Sala was dedicated to teaching in various colleges of the institute in both Genoa and Milan; amongst the subjects that she taught were music and the French language. In 1859 - during the Second Italian War of Independence - she tended to the wounded soldiers and suspended her teaching duties in order to do this.

In 1868 she was appointed as the vice-superior of the congregation at which point she embarked for Genoa. Sala returned to Milan in 1878 to teach while still serving as the assistant general to the superior amongst other positions. Of these posts she was forced to juggle she - on 1 November 1878 - wrote to the superior of the school in Genoa: "Dearest Superior Catherine, I received the news of my new assignment yesterday; I cannot yet express the effect it has had on my soul, as I am still so stunned by it. But enough argument! The Lord wills it this way, the Lord will help me".

In 1883 she learned that she had contracted throat cancer and over time experienced a series of neck deformities that were quite visible. She wore a black scarf in order to conceal the deformations. Sala often laughed off her own illness and called her neck deformities "my necklace of pearls". When the pain was bad and forced her to tear she said to those around her: "Excuse me, I have set a poor example. I will be more careful ... the suffering will have earned me something for Heaven. Up there I will pray for everyone. How beautiful Heaven will be!" Sala was forced to stop teaching in October 1891 due to her illness.

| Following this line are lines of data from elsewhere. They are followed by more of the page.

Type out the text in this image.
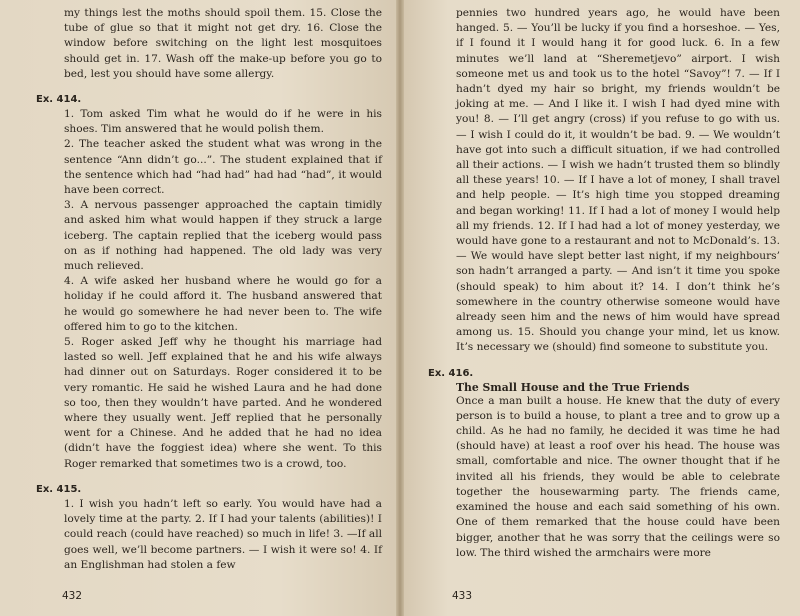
my things lest the moths should spoil them. 15. Close the tube of glue so that it might not get dry. 16. Close the window before switching on the light lest mosquitoes should get in. 17. Wash off the make-up before you go to bed, lest you should have some allergy.

Ex. 414.

1. Tom asked Tim what he would do if he were in his shoes. Tim answered that he would polish them.

2. The teacher asked the student what was wrong in the sentence “Ann didn’t go...”. The student explained that if the sentence which had “had had” had had “had”, it would have been correct.

3. A nervous passenger approached the captain timidly and asked him what would happen if they struck a large iceberg. The captain replied that the iceberg would pass on as if nothing had happened. The old lady was very much relieved.

4. A wife asked her husband where he would go for a holiday if he could afford it. The husband answered that he would go somewhere he had never been to. The wife offered him to go to the kitchen.

5. Roger asked Jeff why he thought his marriage had lasted so well. Jeff explained that he and his wife always had dinner out on Saturdays. Roger considered it to be very romantic. He said he wished Laura and he had done so too, then they wouldn’t have parted. And he wondered where they usually went. Jeff replied that he personally went for a Chinese. And he added that he had no idea (didn’t have the foggiest idea) where she went. To this Roger remarked that sometimes two is a crowd, too.

Ex. 415.

1. I wish you hadn’t left so early. You would have had a lovely time at the party. 2. If I had your talents (abilities)! I could reach (could have reached) so much in life! 3. —If all goes well, we’ll become partners. — I wish it were so! 4. If an Englishman had stolen a few

432

pennies two hundred years ago, he would have been hanged. 5. — You’ll be lucky if you find a horseshoe. — Yes, if I found it I would hang it for good luck. 6. In a few minutes we’ll land at “Sheremetjevo” airport. I wish someone met us and took us to the hotel “Savoy”! 7. — If I hadn’t dyed my hair so bright, my friends wouldn’t be joking at me. — And I like it. I wish I had dyed mine with you! 8. — I’ll get angry (cross) if you refuse to go with us. — I wish I could do it, it wouldn’t be bad. 9. — We wouldn’t have got into such a difficult situation, if we had controlled all their actions. — I wish we hadn’t trusted them so blindly all these years! 10. — If I have a lot of money, I shall travel and help people. — It’s high time you stopped dreaming and began working! 11. If I had a lot of money I would help all my friends. 12. If I had had a lot of money yesterday, we would have gone to a restaurant and not to McDonald’s. 13. — We would have slept better last night, if my neighbours’ son hadn’t arranged a party. — And isn’t it time you spoke (should speak) to him about it? 14. I don’t think he’s somewhere in the country otherwise someone would have already seen him and the news of him would have spread among us. 15. Should you change your mind, let us know. It’s necessary we (should) find someone to substitute you.

Ex. 416.
The Small House and the True Friends

Once a man built a house. He knew that the duty of every person is to build a house, to plant a tree and to grow up a child. As he had no family, he decided it was time he had (should have) at least a roof over his head. The house was small, comfortable and nice. The owner thought that if he invited all his friends, they would be able to celebrate together the housewarming party. The friends came, examined the house and each said something of his own. One of them remarked that the house could have been bigger, another that he was sorry that the ceilings were so low. The third wished the armchairs were more

433
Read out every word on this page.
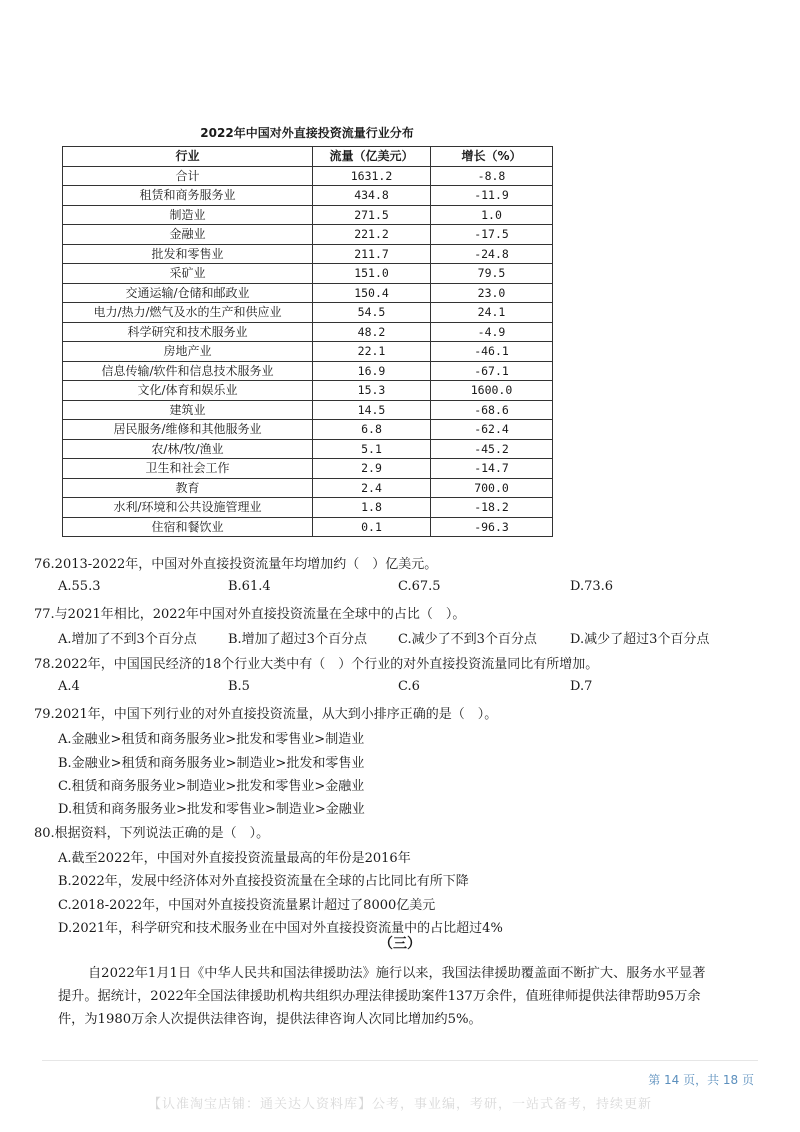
2022年中国对外直接投资流量行业分布
行业	流量（亿美元）	增长（%）
合计	1631.2	-8.8
租赁和商务服务业	434.8	-11.9
制造业	271.5	1.0
金融业	221.2	-17.5
批发和零售业	211.7	-24.8
采矿业	151.0	79.5
交通运输/仓储和邮政业	150.4	23.0
电力/热力/燃气及水的生产和供应业	54.5	24.1
科学研究和技术服务业	48.2	-4.9
房地产业	22.1	-46.1
信息传输/软件和信息技术服务业	16.9	-67.1
文化/体育和娱乐业	15.3	1600.0
建筑业	14.5	-68.6
居民服务/维修和其他服务业	6.8	-62.4
农/林/牧/渔业	5.1	-45.2
卫生和社会工作	2.9	-14.7
教育	2.4	700.0
水利/环境和公共设施管理业	1.8	-18.2
住宿和餐饮业	0.1	-96.3
76.2013-2022年，中国对外直接投资流量年均增加约（　）亿美元。
A.55.3	B.61.4	C.67.5	D.73.6
77.与2021年相比，2022年中国对外直接投资流量在全球中的占比（　）。
A.增加了不到3个百分点 B.增加了超过3个百分点 C.减少了不到3个百分点	D.减少了超过3个百分点
78.2022年，中国国民经济的18个行业大类中有（　）个行业的对外直接投资流量同比有所增加。
A.4	B.5	C.6	D.7
79.2021年，中国下列行业的对外直接投资流量，从大到小排序正确的是（　）。
A.金融业>租赁和商务服务业>批发和零售业>制造业
B.金融业>租赁和商务服务业>制造业>批发和零售业
C.租赁和商务服务业>制造业>批发和零售业>金融业
D.租赁和商务服务业>批发和零售业>制造业>金融业
80.根据资料，下列说法正确的是（　）。
A.截至2022年，中国对外直接投资流量最高的年份是2016年
B.2022年，发展中经济体对外直接投资流量在全球的占比同比有所下降
C.2018-2022年，中国对外直接投资流量累计超过了8000亿美元
D.2021年，科学研究和技术服务业在中国对外直接投资流量中的占比超过4%
（三）
自2022年1月1日《中华人民共和国法律援助法》施行以来，我国法律援助覆盖面不断扩大、服务水平显著
提升。据统计，2022年全国法律援助机构共组织办理法律援助案件137万余件，值班律师提供法律帮助95万余
件，为1980万余人次提供法律咨询，提供法律咨询人次同比增加约5%。
第 14 页，共 18 页
【认准淘宝店铺：通关达人资料库】公考，事业编，考研，一站式备考，持续更新
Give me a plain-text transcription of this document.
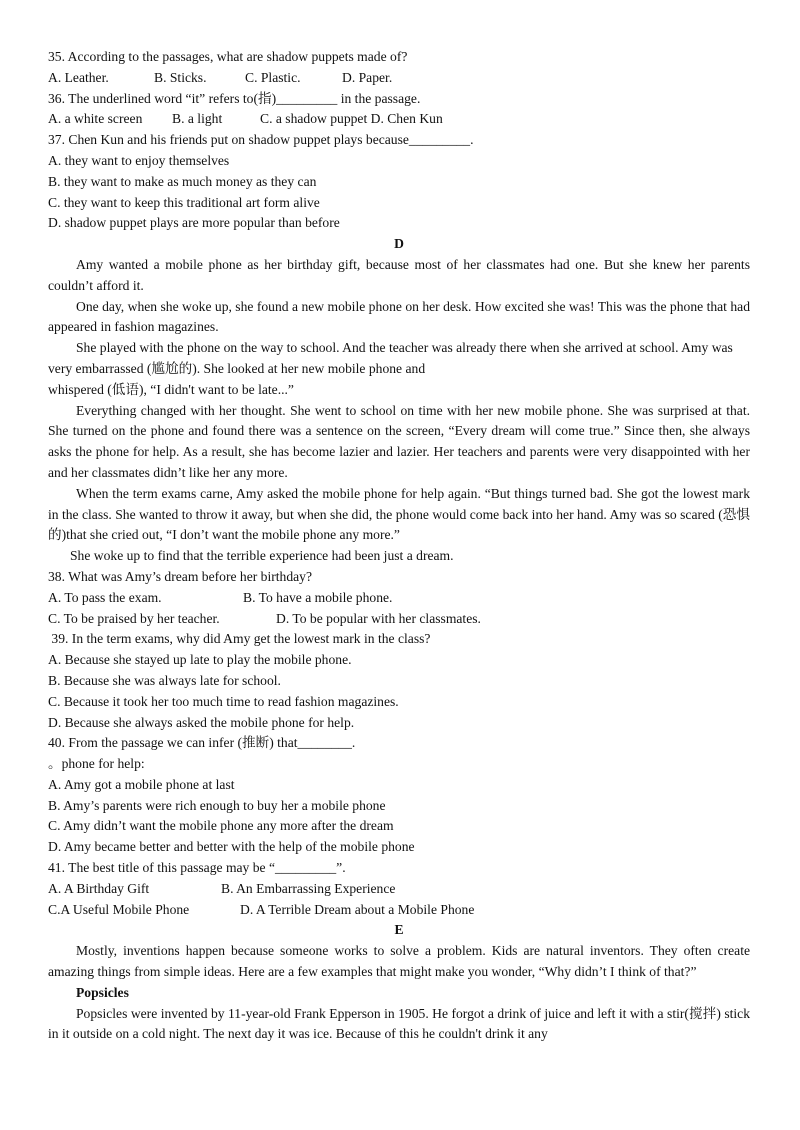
35. According to the passages, what are shadow puppets made of?

A. Leather.

	B. Sticks.

	C. Plastic.

	D. Paper.

36. The underlined word “it” refers to(指)_________ in the passage.

A. a white screen

B. a light

	C. a shadow puppet D. Chen Kun

37. Chen Kun and his friends put on shadow puppet plays because_________.
A. they want to enjoy themselves
B. they want to make as much money as they can
C. they want to keep this traditional art form alive
D. shadow puppet plays are more popular than before
D
Amy wanted a mobile phone as her birthday gift, because most of her classmates had one. But she knew her parents couldn’t afford it.
One day, when she woke up, she found a new mobile phone on her desk. How excited she was! This was the phone that had appeared in fashion magazines.
She played with the phone on the way to school. And the teacher was already there when she arrived at school. Amy was very embarrassed (尴尬的). She looked at her new mobile phone and
whispered (低语), “I didn't want to be late...”
Everything changed with her thought. She went to school on time with her new mobile phone. She was surprised at that. She turned on the phone and found there was a sentence on the screen, “Every dream will come true.” Since then, she always asks the phone for help. As a result, she has become lazier and lazier. Her teachers and parents were very disappointed with her and her classmates didn’t like her any more.
When the term exams carne, Amy asked the mobile phone for help again. “But things turned bad. She got the lowest mark in the class. She wanted to throw it away, but when she did, the phone would come back into her hand. Amy was so scared (恐惧的)that she cried out, “I don’t want the mobile phone any more.”
She woke up to find that the terrible experience had been just a dream.
38. What was Amy’s dream before her birthday?

A. To pass the exam.

	B. To have a mobile phone.

C. To be praised by her teacher.

	D. To be popular with her classmates.

39. In the term exams, why did Amy get the lowest mark in the class?
A. Because she stayed up late to play the mobile phone.
B. Because she was always late for school.
C. Because it took her too much time to read fashion magazines.
D. Because she always asked the mobile phone for help.
40. From the passage we can infer (推断) that________.
。phone for help:
A. Amy got a mobile phone at last
B. Amy’s parents were rich enough to buy her a mobile phone
C. Amy didn’t want the mobile phone any more after the dream
D. Amy became better and better with the help of the mobile phone
41. The best title of this passage may be “_________”.

A. A Birthday Gift

	B. An Embarrassing Experience

C.A Useful Mobile Phone

	D. A Terrible Dream about a Mobile Phone

E
Mostly, inventions happen because someone works to solve a problem. Kids are natural inventors. They often create amazing things from simple ideas. Here are a few examples that might make you wonder, “Why didn’t I think of that?”
Popsicles
Popsicles were invented by 11-year-old Frank Epperson in 1905. He forgot a drink of juice and left it with a stir(搅拌) stick in it outside on a cold night. The next day it was ice. Because of this he couldn't drink it any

On 24 November 1891 she succumbed to her throat cancer with her last words being: "Pray for me, Queen of Virgins". Her remains were exhumed in the morning of 29 January 1920 in Cernusco sul Naviglio where she was buried; her remains were deemed to be incorrupt and the chaplain present said of it: "This was a young sister. She could not have been more than 30 years old".

==Beatification==
The beatification process commenced in Milan with a diocesan process that Cardinal Alfredo Ildefonso Schuster opened; the process spanned from 27 May 1931 until 22 September 1938. The process also saw the collation of Sala's writings that included personal reflections and letters as a means of ascertaining the depth of her spiritual life. The decree on her writings - as a sign of approval - was signed on 3 December 1944.

The process and the ratification of her writings took place despite the fact that the formal introduction of the cause did not come until 28 January 1959 under Pope John XXIII when the Congregation of Rites approved the cause and granted Sala the title Servant of God. One final process was held again in Milan from 28 May 1962 to 1964; a decree that ratified the process was signed on 28 May 1966.

Upon the acknowledgement of Pope Paul VI of her life of heroic virtue she was proclaimed to be Venerable on 14 April 1977.

The approval of one miracle attributed to her intercession allowed for Pope John Paul II to preside over her beatification on 26 October 1980.